If you think fair trade is just about coffee, tea, and chocolate, take another look-- new products are being produced and traded fairly all the time! Co-op America's put together an article called Twelve Ways to Shop Fair Trade Now and a brand-new 24-page Guide to Fair Trade(PDF).
The types of fair trade products available are expanding at a fantastic rate. There's fair trade sugar (and molasses), which is already available at a grocery store near me and maybe one near you. A number of varieties of fair trade rice are in stores and online as well. Fair trade bananas and other fruit are being certified now, including mangoes, pineapples, and grapes. And where there's fair trade grapes, there's fair trade wine-- it debuted in the U.S. this spring.
There's fair trade vanilla, in a starring role in Ben and Jerry's ice cream and increasingly available in stores and online. Fair trade olive oil from rural Palestinian farmers is a new trend. Fair trade spices including pepper, ginger, turmeric, curry, nutmeg, lemongrass, lemon verbena, peppermint, and oregano are available in Europe and are about to start showing up in the U.S. And don't forget the fair trade sports balls-- soccer, volleyball, and more-- if you're thinking fair trade is all about food. (It's not, of course; the movement began with fair trade handicrafts decades ago.)
I wrote about how to find coffee, tea, chocolate and handicrafts here and here, so let's move on to some of the newer products:
I wrote about how to find coffee, tea, chocolate and handicrafts here and here, so let's move on to some of the newer products:
- According to this search using the Transfair store finder, there are 162 stores nationwide selling fair trade sugar, rice, and/or fruit. These 119 sell fair trade sugar, here's 91 selling fair trade rice, and 110 stores offer fair trade fruit. And I am sure that I will shortly be in the happy position of having my numbers be out of date, as new stores start offering the products.
- You can order Frontier fair trade vanilla extract through their website-- or through Amazon Grocery.

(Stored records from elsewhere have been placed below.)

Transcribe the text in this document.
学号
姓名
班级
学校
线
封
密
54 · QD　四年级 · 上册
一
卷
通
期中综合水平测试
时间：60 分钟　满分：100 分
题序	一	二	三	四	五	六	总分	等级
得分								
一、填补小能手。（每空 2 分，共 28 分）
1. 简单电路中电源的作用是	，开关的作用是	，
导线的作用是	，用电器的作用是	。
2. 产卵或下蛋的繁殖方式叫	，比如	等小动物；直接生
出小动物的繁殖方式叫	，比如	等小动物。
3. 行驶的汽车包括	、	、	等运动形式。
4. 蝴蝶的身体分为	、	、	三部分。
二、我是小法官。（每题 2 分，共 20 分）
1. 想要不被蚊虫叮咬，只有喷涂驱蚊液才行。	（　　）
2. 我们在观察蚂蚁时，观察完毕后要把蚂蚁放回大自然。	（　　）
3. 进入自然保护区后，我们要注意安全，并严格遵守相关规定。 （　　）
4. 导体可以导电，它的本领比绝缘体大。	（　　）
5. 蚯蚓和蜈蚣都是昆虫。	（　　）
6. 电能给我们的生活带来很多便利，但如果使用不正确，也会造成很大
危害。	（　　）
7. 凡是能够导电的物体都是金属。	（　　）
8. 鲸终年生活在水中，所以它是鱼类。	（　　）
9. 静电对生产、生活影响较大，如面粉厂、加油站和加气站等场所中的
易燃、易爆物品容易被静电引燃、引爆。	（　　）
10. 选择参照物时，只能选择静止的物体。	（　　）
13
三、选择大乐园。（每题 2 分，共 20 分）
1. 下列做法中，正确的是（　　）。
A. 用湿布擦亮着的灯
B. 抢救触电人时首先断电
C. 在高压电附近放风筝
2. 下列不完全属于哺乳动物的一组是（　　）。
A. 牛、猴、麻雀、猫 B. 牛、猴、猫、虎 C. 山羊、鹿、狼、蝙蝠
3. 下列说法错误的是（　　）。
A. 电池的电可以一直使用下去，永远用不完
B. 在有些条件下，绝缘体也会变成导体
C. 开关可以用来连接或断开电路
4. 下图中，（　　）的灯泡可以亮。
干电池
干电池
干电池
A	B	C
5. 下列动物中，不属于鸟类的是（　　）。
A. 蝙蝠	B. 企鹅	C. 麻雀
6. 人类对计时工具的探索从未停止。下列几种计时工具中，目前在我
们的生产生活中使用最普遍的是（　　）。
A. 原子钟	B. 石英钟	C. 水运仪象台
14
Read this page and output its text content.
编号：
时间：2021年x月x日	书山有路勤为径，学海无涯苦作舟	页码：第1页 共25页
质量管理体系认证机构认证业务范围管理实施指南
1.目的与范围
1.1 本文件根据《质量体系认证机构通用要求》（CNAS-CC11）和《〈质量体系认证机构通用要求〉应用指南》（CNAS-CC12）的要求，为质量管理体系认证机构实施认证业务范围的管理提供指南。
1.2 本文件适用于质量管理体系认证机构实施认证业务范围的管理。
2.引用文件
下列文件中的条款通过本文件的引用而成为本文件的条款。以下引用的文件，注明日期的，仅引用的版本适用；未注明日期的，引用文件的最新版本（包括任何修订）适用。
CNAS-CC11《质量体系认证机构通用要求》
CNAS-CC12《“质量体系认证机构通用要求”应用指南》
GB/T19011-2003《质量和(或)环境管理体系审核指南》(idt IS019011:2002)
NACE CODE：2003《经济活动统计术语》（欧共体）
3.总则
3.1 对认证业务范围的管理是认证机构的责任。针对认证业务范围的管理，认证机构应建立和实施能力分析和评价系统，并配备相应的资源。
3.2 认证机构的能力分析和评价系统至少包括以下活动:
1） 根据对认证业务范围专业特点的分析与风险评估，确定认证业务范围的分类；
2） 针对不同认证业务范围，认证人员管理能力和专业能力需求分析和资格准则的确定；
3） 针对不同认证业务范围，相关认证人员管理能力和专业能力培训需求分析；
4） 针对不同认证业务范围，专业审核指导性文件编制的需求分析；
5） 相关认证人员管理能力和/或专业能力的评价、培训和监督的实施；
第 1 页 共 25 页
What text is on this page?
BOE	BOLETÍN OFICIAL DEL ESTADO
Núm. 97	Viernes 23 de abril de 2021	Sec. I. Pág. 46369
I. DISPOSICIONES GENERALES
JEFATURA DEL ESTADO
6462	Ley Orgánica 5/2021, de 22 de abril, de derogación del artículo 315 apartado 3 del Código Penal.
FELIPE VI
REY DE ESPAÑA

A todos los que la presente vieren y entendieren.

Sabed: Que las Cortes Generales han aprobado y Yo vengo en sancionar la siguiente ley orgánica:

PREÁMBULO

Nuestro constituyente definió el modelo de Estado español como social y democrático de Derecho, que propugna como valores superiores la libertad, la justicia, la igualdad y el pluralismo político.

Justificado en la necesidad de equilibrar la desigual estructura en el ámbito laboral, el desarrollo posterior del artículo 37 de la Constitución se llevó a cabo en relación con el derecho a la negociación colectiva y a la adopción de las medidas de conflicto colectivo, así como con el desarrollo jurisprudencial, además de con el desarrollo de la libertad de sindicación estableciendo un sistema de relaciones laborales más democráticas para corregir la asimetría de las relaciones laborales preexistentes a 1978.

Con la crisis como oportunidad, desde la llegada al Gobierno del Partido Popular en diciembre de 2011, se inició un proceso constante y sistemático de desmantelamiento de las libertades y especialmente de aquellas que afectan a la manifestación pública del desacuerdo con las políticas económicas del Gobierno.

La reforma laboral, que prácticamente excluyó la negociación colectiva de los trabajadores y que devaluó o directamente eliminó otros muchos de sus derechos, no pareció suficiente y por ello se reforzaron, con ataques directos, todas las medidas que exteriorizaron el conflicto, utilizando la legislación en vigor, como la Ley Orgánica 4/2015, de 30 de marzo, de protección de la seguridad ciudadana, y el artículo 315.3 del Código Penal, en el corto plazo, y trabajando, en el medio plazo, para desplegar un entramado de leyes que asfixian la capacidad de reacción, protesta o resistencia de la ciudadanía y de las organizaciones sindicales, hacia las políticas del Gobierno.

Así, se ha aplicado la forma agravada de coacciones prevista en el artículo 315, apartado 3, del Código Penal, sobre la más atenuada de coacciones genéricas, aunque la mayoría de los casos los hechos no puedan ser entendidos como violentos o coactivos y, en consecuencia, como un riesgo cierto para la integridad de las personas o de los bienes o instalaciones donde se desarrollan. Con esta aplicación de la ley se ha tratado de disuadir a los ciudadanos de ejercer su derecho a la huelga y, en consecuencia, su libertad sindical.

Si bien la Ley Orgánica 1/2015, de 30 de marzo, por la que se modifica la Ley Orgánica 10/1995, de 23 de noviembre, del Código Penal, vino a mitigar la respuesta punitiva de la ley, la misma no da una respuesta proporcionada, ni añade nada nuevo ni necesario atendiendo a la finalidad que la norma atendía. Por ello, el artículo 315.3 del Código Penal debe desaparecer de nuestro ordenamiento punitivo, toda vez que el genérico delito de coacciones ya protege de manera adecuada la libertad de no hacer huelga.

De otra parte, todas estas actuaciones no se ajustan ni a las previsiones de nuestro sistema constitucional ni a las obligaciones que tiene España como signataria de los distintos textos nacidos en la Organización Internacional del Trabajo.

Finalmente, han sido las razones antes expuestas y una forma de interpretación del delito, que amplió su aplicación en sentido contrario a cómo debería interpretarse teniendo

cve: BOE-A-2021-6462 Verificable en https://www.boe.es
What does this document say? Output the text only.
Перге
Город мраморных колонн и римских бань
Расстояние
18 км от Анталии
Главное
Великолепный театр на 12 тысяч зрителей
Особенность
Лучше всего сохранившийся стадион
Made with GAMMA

A few stores, including some Whole Foods/Wild Oats locations, stock it too, and more will soon!
- Etica fair trade wine is available in a few stores, in states like Minnesota, California, and Illinois, or can be ordered online if it's legal for you to receive it by mail in your state.
- Buy fair trade olive oil online and keep an eye out for it to appear in stores.
- Mountain Rose Herbs say they are the first U.S. distributor of fair trade spices and herbs-- at the time of writing I can't find confirmation on their website, but give them a call or order their catalogy!
- Fair Trade Sports has fair trade sports balls online, and I've seen them occasionally in stores as well.
- Alter Eco, which sells fair trade coffee, tea, chocolate, sugar, rice, and even quinoa and hearts-of-palm, sells products in these stores (no details on which stores carry which products) and online.
- And the National Green Pages are a good tool to find all sorts of online and offline stores selling fair trade products-- so if you haven't found what you were looking for yet, search away!
- If you can't find what you're looking for near you and/or would like to help expand the availability of fair trade products, Co-op America is always working on this-- right now they have a letter-writing campaign to get supermarkets to carry fair trade bananas.
I continue to be amazed and pleased at how quickly the fair trade movement is growing. I bet this post will be out-of-date within a few months, and I couldn't be happier about it! In the meantime, I hope this is a good resource to help you track down the new fair trade products in stores and online-- let me know if you have other intel I can add. (And again, I know this post is very U.S.-centric, but the availability of fair trade is so different between countries that I just couldn't do the research for everyone-- I'm glad to add links for other countries if readers can suggest them.)